Thermal response of radiantly heated spinning spacecraft booms

Abstract

This article describes a study of the thermal response of radiantly heated spacecraft booms spinning about their principal axis. Thermally induced structural disturbances occur as the result of uneven solar heating and can reduce the pointing accuracy of a spin-stabilized spacecraft and in extreme cases affect the stability of the entire vehicle. The thermal response of radiantly heated spinning circular cross-sectional tubes is investigated using analytical, computational, and experimental approaches. An approximate analytical solution for the transient thermal response is presented. A finite element formulation is developed to evaluate the effects of natural convection, internal radiation, and temperature-dependent material properties on the thermal response. An experimental program undertaken to validate the analytical and computational models is described. The results of laboratory experiments conducted in the atmosphere are presented for a range of tube spin rates.

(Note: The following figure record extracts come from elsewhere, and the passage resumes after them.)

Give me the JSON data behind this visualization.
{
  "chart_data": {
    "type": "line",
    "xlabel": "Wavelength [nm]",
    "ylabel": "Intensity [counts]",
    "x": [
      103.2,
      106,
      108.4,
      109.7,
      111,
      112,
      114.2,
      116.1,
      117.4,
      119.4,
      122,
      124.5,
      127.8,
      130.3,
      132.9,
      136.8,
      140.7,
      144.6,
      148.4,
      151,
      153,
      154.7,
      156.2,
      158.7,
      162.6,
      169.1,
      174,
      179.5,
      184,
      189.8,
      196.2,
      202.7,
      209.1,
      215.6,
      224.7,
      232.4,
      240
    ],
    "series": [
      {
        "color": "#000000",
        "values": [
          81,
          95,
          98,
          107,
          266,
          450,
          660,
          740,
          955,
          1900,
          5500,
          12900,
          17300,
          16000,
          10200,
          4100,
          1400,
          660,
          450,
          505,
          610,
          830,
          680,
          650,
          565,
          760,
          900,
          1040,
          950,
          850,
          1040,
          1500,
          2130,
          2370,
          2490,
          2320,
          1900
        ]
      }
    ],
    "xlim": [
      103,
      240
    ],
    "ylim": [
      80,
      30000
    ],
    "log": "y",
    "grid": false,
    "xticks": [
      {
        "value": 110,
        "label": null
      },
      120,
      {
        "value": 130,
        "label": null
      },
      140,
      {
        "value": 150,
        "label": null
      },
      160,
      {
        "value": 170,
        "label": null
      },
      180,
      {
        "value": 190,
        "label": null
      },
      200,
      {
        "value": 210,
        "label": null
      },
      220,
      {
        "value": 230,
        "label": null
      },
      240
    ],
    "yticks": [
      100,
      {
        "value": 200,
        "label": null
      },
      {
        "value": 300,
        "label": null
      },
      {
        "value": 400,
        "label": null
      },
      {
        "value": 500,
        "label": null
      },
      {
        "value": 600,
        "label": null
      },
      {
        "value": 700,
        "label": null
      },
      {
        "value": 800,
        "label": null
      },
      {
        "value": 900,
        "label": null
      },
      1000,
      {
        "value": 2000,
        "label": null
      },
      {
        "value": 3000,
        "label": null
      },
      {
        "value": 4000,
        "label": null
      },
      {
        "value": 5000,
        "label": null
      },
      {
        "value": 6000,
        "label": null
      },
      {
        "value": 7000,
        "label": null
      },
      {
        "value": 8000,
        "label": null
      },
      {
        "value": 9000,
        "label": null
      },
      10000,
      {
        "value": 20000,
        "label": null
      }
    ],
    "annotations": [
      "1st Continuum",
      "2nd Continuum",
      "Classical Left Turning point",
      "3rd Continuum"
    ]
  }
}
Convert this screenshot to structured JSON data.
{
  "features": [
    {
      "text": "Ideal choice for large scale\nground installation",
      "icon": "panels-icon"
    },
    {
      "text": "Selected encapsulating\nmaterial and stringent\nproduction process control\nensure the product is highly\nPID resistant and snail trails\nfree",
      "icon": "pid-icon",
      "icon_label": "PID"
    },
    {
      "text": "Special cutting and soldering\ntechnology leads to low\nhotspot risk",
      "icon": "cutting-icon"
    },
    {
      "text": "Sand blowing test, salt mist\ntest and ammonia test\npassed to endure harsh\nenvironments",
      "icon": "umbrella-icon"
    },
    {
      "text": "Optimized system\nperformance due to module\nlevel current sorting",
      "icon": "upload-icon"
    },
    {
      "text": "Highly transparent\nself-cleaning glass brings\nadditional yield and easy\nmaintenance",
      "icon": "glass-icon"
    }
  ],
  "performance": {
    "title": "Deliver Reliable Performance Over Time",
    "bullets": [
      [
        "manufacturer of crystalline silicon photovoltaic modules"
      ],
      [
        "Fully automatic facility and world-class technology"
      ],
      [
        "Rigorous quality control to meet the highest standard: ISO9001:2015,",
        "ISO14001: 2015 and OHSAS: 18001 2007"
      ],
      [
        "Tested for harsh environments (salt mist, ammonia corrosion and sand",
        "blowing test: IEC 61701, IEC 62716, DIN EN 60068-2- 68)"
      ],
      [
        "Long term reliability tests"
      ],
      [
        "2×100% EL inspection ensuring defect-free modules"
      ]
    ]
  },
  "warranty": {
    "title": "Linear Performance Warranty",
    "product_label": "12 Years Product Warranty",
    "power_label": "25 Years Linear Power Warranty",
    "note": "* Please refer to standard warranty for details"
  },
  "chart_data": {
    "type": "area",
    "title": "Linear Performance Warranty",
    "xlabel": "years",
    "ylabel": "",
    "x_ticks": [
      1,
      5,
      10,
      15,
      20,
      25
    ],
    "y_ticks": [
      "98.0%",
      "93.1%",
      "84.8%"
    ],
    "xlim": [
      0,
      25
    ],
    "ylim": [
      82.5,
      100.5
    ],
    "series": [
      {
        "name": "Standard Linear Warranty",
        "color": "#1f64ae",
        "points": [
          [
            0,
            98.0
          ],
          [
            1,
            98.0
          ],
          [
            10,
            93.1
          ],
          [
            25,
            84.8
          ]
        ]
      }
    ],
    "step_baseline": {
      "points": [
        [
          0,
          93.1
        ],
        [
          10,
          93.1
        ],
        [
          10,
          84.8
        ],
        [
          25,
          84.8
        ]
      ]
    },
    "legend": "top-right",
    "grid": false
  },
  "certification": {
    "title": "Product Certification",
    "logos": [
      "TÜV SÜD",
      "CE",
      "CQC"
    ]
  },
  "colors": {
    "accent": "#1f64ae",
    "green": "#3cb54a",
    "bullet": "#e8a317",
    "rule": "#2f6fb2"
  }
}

Predictions from finite element analysis correlate well with experimental data and verify important aspects of spinning tube thermal behavior. Key aspects of the thermal behavior of radiantly heated spinning tubes are identified as 1) the independence of the tube average temperature of spin rate, 2) a decrease in the difference between maximum and minimum temperatures around the tube circumference with increasing spin rate, and 3) a shift in the steady-state temperature distribution in the direction of tube rotation.